There are more disturbing developments from the West African nation of The Gambia. President Yahya Jammeh has reportedly unleashed more violent anti-gay threats and warned gay men "do not ever visit the country or 'you will regret why you are born'."
The most recent "anti-gay policy" was delivered on Thursday to parliament while vowing to crack down on crime and corruption, reports the Gambia-based Freedom Newspaper. NOTE: Loud streaming audio of radio program at link.
Jammeh also used the occasion to send out a warning to homosexuals. He said gays are not allowed into the Gambia. He said he stood by his previous declarations [and] has no regrets for his anti gay policy. "Homosexuality is anti-humanity. I have never seen homosexual chicken, or turkey.. If you are convicted of homosexuality in this country, there will be no mercy for offenders. We will put you in the female wing of the prison," Jammeh said.
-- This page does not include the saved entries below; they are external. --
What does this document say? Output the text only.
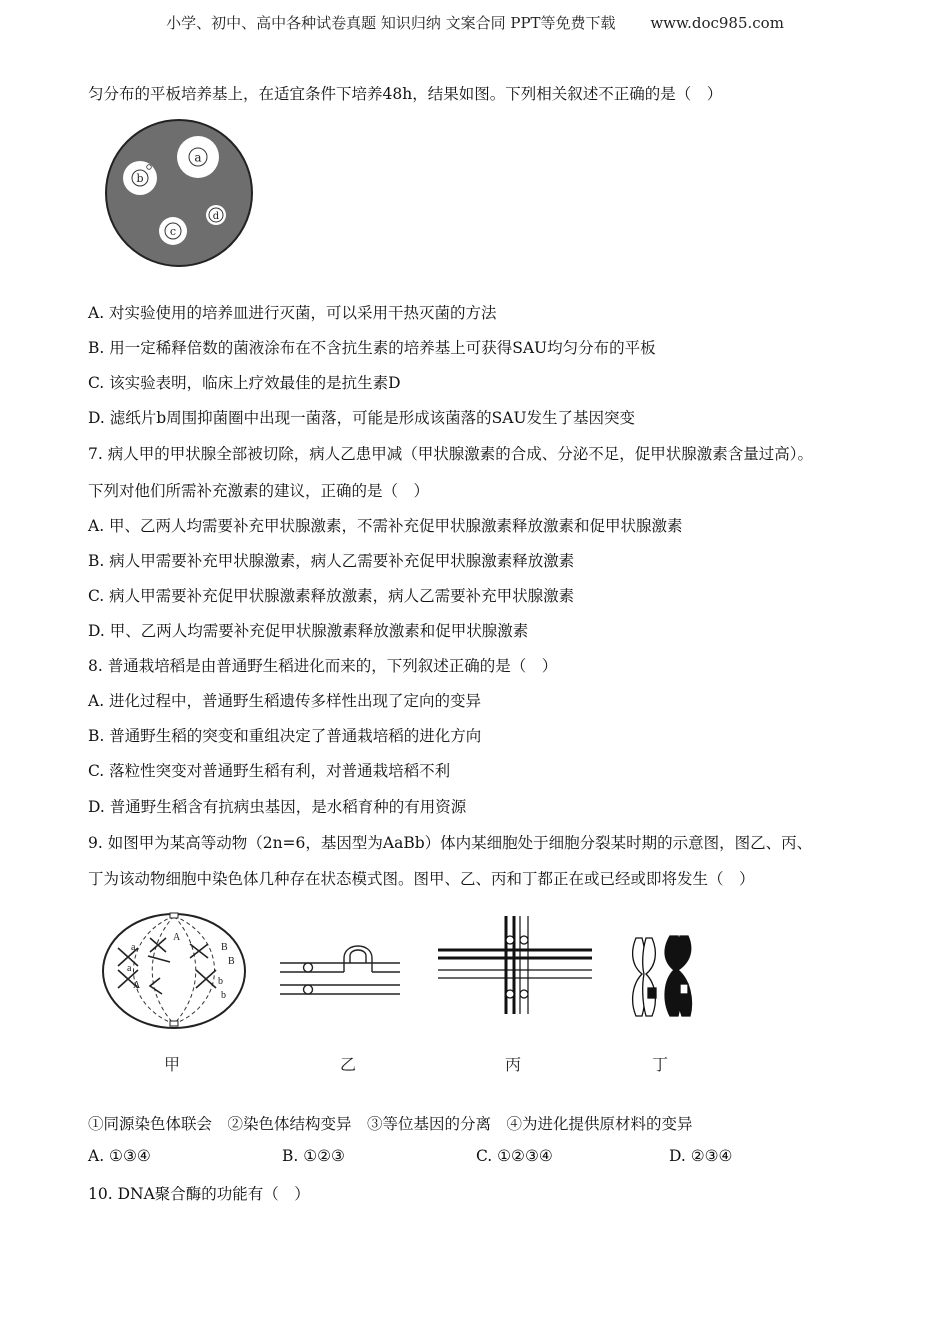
小学、初中、高中各种试卷真题 知识归纳 文案合同 PPT等免费下载 www.doc985.com
匀分布的平板培养基上，在适宜条件下培养48h，结果如图。下列相关叙述不正确的是（　）
a
b
c
d
A. 对实验使用的培养皿进行灭菌，可以采用干热灭菌的方法
B. 用一定稀释倍数的菌液涂布在不含抗生素的培养基上可获得SAU均匀分布的平板
C. 该实验表明，临床上疗效最佳的是抗生素D
D. 滤纸片b周围抑菌圈中出现一菌落，可能是形成该菌落的SAU发生了基因突变
7. 病人甲的甲状腺全部被切除，病人乙患甲减（甲状腺激素的合成、分泌不足，促甲状腺激素含量过高）。
下列对他们所需补充激素的建议，正确的是（　）
A. 甲、乙两人均需要补充甲状腺激素，不需补充促甲状腺激素释放激素和促甲状腺激素
B. 病人甲需要补充甲状腺激素，病人乙需要补充促甲状腺激素释放激素
C. 病人甲需要补充促甲状腺激素释放激素，病人乙需要补充甲状腺激素
D. 甲、乙两人均需要补充促甲状腺激素释放激素和促甲状腺激素
8. 普通栽培稻是由普通野生稻进化而来的，下列叙述正确的是（　）
A. 进化过程中，普通野生稻遗传多样性出现了定向的变异
B. 普通野生稻的突变和重组决定了普通栽培稻的进化方向
C. 落粒性突变对普通野生稻有利，对普通栽培稻不利
D. 普通野生稻含有抗病虫基因，是水稻育种的有用资源
9. 如图甲为某高等动物（2n=6，基因型为AaBb）体内某细胞处于细胞分裂某时期的示意图，图乙、丙、
丁为该动物细胞中染色体几种存在状态模式图。图甲、乙、丙和丁都正在或已经或即将发生（　）
A
a
a
A
B
B
b
b
甲	乙	丙	丁
①同源染色体联会　②染色体结构变异　③等位基因的分离　④为进化提供原材料的变异
A. ①③④	B. ①②③	C. ①②③④	D. ②③④
10. DNA聚合酶的功能有（　）
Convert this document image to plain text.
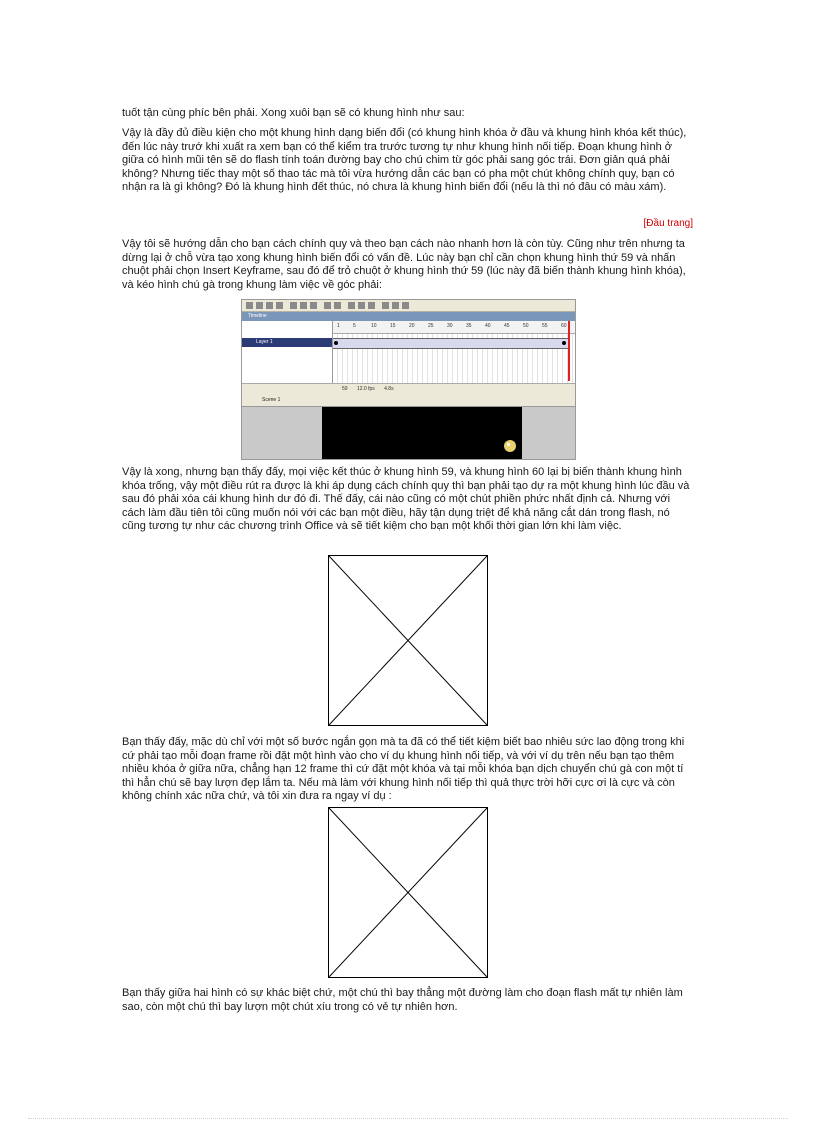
tuốt tận cùng phíc bên phải. Xong xuôi bạn sẽ có khung hình như sau:

Vậy là đầy đủ điều kiện cho một khung hình dạng biến đổi (có khung hình khóa ở đầu và khung hình khóa kết thúc), đến lúc này trướ khi xuất ra xem bạn có thể kiểm tra trước tương tự như khung hình nối tiếp. Đoạn khung hình ở giữa có hình mũi tên sẽ do flash tính toán đường bay cho chú chim từ góc phải sang góc trái. Đơn giản quá phải không? Nhưng tiếc thay một số thao tác mà tôi vừa hướng dẫn các bạn có pha một chút không chính quy, bạn có nhận ra là gì không? Đó là khung hình đết thúc, nó chưa là khung hình biến đổi (nếu là thì nó đâu có màu xám).

[Đầu trang]

Vậy tôi sẽ hướng dẫn cho bạn cách chính quy và theo bạn cách nào nhanh hơn là còn tùy. Cũng như trên nhưng ta dừng lại ở chỗ vừa tạo xong khung hình biến đổi có vấn đề. Lúc này bạn chỉ cần chọn khung hình thứ 59 và nhấn chuột phải chọn Insert Keyframe, sau đó để trỏ chuột ở khung hình thứ 59 (lúc này đã biến thành khung hình khóa), và kéo hình chú gà trong khung làm việc về góc phải:

Timeline
Layer 1
1	5	10	15	20	25	30	35	40	45	50	55	60
59 12.0 fps 4.8s
Scene 1

Vậy là xong, nhưng bạn thấy đấy, mọi việc kết thúc ở khung hình 59, và khung hình 60 lại bị biến thành khung hình khóa trống, vậy một điều rút ra được là khi áp dụng cách chính quy thì bạn phải tạo dự ra một khung hình lúc đầu và sau đó phải xóa cái khung hình dư đó đi. Thế đấy, cái nào cũng có một chút phiền phức nhất định cả. Nhưng với cách làm đầu tiên tôi cũng muốn nói với các bạn một điều, hãy tận dụng triệt để khả năng cắt dán trong flash, nó cũng tương tự như các chương trình Office và sẽ tiết kiệm cho bạn một khối thời gian lớn khi làm việc.

Bạn thấy đấy, mặc dù chỉ với một số bước ngắn gọn mà ta đã có thể tiết kiệm biết bao nhiêu sức lao động trong khi cứ phải tạo mỗi đoạn frame rồi đặt một hình vào cho ví dụ khung hình nối tiếp, và với ví dụ trên nếu bạn tạo thêm nhiều khóa ở giữa nữa, chẳng hạn 12 frame thì cứ đặt một khóa và tại mỗi khóa bạn dịch chuyển chú gà con một tí thì hẳn chú sẽ bay lượn đẹp lắm ta. Nếu mà làm với khung hình nối tiếp thì quả thực trời hỡi cực ơi là cực và còn không chính xác nữa chứ, và tôi xin đưa ra ngay ví dụ :

Bạn thấy giữa hai hình có sự khác biệt chứ, một chú thì bay thẳng một đường làm cho đoạn flash mất tự nhiên làm sao, còn một chú thì bay lượn một chút xíu trong có vẻ tự nhiên hơn.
"Homosexuality is anti-god, anti-human, and anti-civilization. Homosexuals are not welcome in the Gambia. If we catch you, you will regret why you are born. I have buffalos from South Africa and Brazil and they never date each other. Allowing homosexuality means allowing satanic rights. We will not allow gays here."
President Yahya Jammeh has ruled Gambia after seizing power in 1994. In recent years the West African dictator has attracted international attention for his anti-gay rhetoric and violent threats. In May and June 2008, the Gambian leader ordered all homosexuals to leave the country and promised to "cut off the head" of any gay man remained in the West African nation.
Gambia is one of at least 38 of 54 African countries that prohibit same-sex relations. Same-sex relations between men and women are a felony and liable for imprisonment up to seven years. Four nations—Mauritania, Nigeria, Somalia and Sudan—boast the death penalty for gays or same-sex activity. South Africa and Seychelles are the only African nations that protect LGBT rights. South Africa is also the only African nation to guarantee marriage equality.
But there have been some promising developments in Gambia. A court dropped indecency charges in August 2012 against 18 men and two women who were charged with "unnatural offenses" and "indecency". The defendants were accused of homosexuality but the prosecutors' cases were "based on discredited evidence", the judge ruled.